Ik vertel hen dat het onderzoek een lang traject is, dat altijd langer duurt dan ik zou willen. Ondanks dat de mutatie bekend is, weten we niet wat de mutatie precies doet. Pas als we dat weten kunnen we een volgende stap zetten. Op patiëntendagen vertel ik ook regelmatig over het onderzoek. Vaak moet ik dan helaas toch zeggen dat we nog helemaal niet zo veel weten. Dat is wel eens lastig want tegenwoordig wil men een snelle oplossing voor een probleem. De verwachting zijn dan soms te hoog. Gelukkig konden we, dankzij de financiële bijdrage van de For Wis(h)dom Foundation voor ons GNAO1-onderzoek, afgelopen jaar een promovendus aanstellen. Dit heeft ons onderzoek versneld en daardoor verwachten we ook eerder een positief resultaat voor GNAO1-patiënten.

U heeft een lange wetenschappelijke carrière achter de rug. Wat wilt u nog bereiken voor uw pensioen?

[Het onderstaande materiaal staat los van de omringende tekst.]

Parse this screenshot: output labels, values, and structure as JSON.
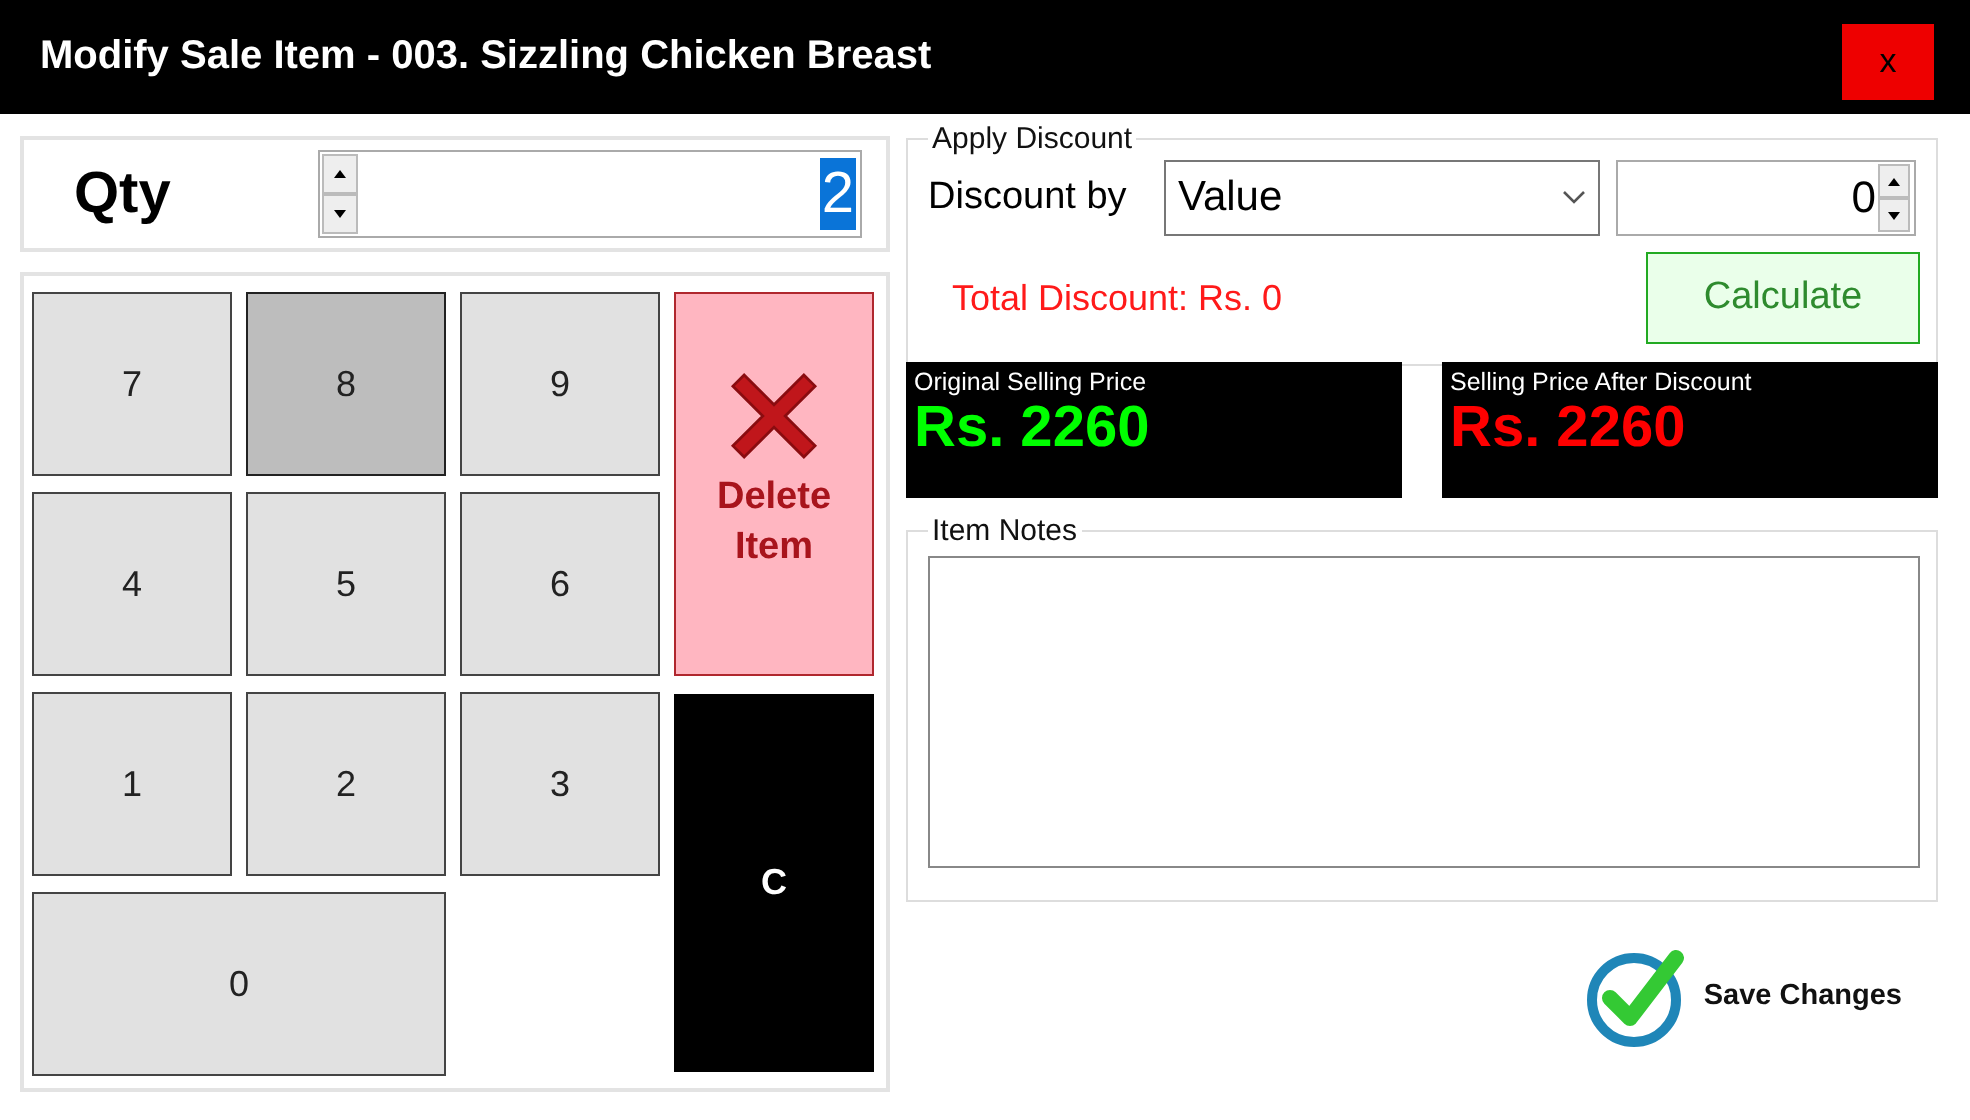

In september (2022) bereik ik de pensioenleeftijd, maar dan stop ik niet met mijn werk. Graag ga ik nog door zolang het kan en mag. De onderzoeksgroep blijft ook nadat ik stop met werken bestaan en gaat verder met het GNAO1-onderzoek en met de andere lopende onderzoeken. Mijn doel is een resultaat te behalen dat een positieve invloed heeft op het leven van patiënten!